Cette démarche rejoint une idée qui m’est chère dans ma pratique :
observer, traiter, réévaluer et adapter.
En résumé.
L’Acu-AnMo du Dr Jan Polak est une méthode d’acupuncture particulièrement orientée vers les douleurs de l’appareil locomoteur et les névralgies.
Ses principales particularités sont :
- un diagnostic énergétique individualisé ;
- l’absence de recettes identiques pour une même douleur ;
- le choix d’un point unique selon le diagnostic ;
- l’utilisation d’un stylet plutôt que d’une aiguille ;
- une stimulation courte et répétée si nécessaire ;
- une réévaluation immédiate de la réponse ;
- l’utilisation possible de la moxibustion dans certains cas ;
- une réflexion basée sur les méridiens et les muscles des méridiens.
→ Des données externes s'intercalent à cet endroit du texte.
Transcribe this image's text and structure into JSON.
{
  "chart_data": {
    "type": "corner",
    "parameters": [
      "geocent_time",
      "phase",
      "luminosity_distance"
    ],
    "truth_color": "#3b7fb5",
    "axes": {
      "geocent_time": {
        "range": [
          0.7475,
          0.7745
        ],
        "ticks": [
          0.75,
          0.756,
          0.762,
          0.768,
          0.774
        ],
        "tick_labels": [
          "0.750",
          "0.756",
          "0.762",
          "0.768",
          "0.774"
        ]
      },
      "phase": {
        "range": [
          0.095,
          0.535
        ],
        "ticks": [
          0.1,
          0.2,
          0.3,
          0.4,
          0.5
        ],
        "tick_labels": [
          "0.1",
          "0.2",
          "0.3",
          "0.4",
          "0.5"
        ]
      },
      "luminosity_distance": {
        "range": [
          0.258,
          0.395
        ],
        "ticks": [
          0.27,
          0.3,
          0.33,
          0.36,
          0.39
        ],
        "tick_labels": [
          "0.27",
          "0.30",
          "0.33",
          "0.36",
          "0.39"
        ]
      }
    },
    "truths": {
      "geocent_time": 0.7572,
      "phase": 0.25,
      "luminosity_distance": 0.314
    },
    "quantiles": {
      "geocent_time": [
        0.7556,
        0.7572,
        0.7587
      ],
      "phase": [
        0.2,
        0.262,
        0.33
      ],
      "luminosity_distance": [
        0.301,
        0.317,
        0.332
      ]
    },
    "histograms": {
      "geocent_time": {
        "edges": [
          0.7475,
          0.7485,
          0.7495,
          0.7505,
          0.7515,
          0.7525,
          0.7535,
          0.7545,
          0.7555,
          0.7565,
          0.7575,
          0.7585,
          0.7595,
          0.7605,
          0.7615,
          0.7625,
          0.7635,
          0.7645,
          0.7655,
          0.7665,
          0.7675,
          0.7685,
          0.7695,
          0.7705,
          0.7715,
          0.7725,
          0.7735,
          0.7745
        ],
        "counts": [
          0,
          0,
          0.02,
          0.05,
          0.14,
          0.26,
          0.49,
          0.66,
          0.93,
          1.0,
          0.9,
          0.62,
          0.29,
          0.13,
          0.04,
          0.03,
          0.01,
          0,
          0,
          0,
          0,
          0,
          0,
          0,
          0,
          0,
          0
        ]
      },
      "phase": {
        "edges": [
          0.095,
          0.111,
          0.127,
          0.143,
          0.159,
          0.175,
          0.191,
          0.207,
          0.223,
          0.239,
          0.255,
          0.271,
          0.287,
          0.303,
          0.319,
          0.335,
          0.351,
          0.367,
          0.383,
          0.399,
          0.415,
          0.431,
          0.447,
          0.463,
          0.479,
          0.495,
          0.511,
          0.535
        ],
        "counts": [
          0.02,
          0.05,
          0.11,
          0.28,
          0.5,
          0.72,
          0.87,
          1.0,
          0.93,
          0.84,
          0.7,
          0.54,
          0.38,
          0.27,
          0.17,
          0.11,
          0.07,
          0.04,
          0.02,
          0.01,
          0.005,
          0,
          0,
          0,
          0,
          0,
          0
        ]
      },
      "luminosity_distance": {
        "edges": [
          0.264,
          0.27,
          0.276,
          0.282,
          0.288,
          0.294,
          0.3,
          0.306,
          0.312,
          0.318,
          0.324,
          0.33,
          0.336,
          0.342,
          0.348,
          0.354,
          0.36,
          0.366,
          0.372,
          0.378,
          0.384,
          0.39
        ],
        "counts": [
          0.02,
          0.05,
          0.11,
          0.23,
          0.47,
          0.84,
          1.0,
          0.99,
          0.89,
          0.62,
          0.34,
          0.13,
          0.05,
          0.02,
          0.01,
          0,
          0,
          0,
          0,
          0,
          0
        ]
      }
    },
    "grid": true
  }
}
Dans ma pratique, cette méthode vient compléter l’ostéopathie, la biokinergie et l’acupuncture, avec l’objectif de proposer une prise en charge personnalisée et adaptée à chaque patient.
Ma formation.
J’ai suivi la formation du Dr Jan Polak en Acu-AnMo, afin d’intégrer à ma pratique ce raisonnement spécifique de l’acupuncture et cette approche individualisée des douleurs de l’appareil locomoteur.

Cette formation vient compléter mon parcours en ostéopathie, biokinergie et acupuncture, ainsi que ma formation au Diagnostic Auriculaire Causal (DAC), à Symphonie des Méridiens et à l’Académie 3 du Dr Nadia Volf.
L’ensemble de ces approches constitue pour moi une boîte à outils complémentaire, permettant d’adapter la prise en charge à chaque patient plutôt que d’appliquer systématiquement le même protocole.